Finbarr O’Sullivan is the Principal Investigator of a number of research projects in Biomedical Imaging supported by Science Foundation Ireland (SFI 11/PI/1027), National Institute of Health and the National Cancer Institutes (NIH/NCI CA 65537 and NIH/NCI P01 CA-042045-23). The Biomedical Imaging team comprises of Jian Huang, Janet O’Sullivan, Eric Wolsztynski, Tian Mou, Fransisco Hernandez-Fernandez, Zhaoyan Xiu and Sarah Murphy.
The past decade has seen major advances in the technologies for quantitative image data capture in biology and medicine. Increasingly, researchers need to make use of (sequences of) volumetric image data in their work. However, local biologic variability of the image target as well as fundamental restrictions in resolution characteristics (limited by dose constraints) produce data that have significant error. As with a number of fields, advances in instrumentation and data generation capabilities have far out-paced the development of analysis tools that are capable of extracting useful information. This is especially the case with technologies used for in-vivo imaging studies.
Our work focuses on the need for effective and reliable techniques capable of making quantitative use of the complex information that in-vivo imaging offers. Our research concentrates on the development of statistical methodologies for application to such data and using the results for enhanced prognostic assessments. A range of analytic tools are useful in this work, including approximation, asymptotics analysis, function and functional inference, inverse theory, numerical optimization and stochastic modeling.

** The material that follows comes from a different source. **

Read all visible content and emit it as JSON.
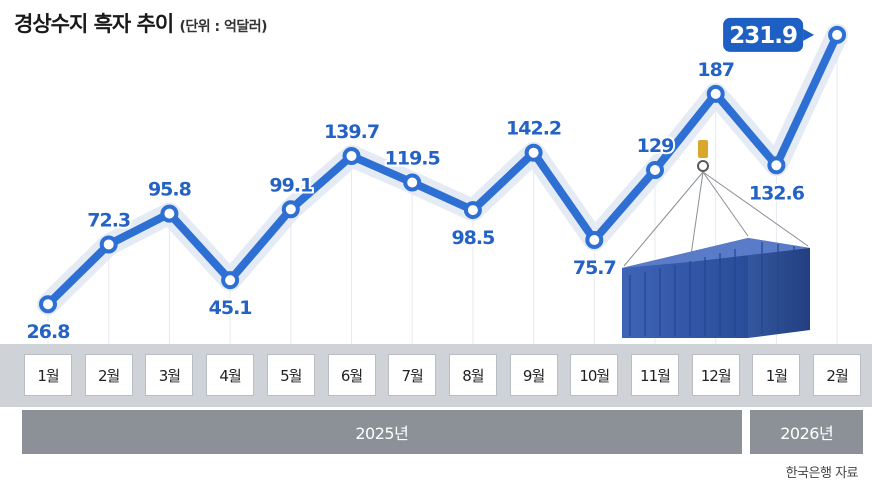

We identify two main areas of application of our research:
* PET Research in Cancer (funded by SFI, NIH, and NCI)
This work relates to imaging of cancer and its response to treatment by surgery, chemotherapy and radiation. Data from on-going clinical studies at the Cork University Hospital as well as at a number of collaborating US universities are used for development and validation of techniques. We develop and implement statistical tools for the analysis of PET, PET/MR and PET/CT data mainly.
* Stroke/Alzheimers research (funded by SFI and NIH)
The goal is to develop and test the clinical viability of cerebral perfusion neuro-imaging with MR,CT and PET for ischemic stroke patients and geriatric patients at risk for Alzheimer’s disease (AD). Data from a number of clinical centers are used, including from an Irish hospital setting.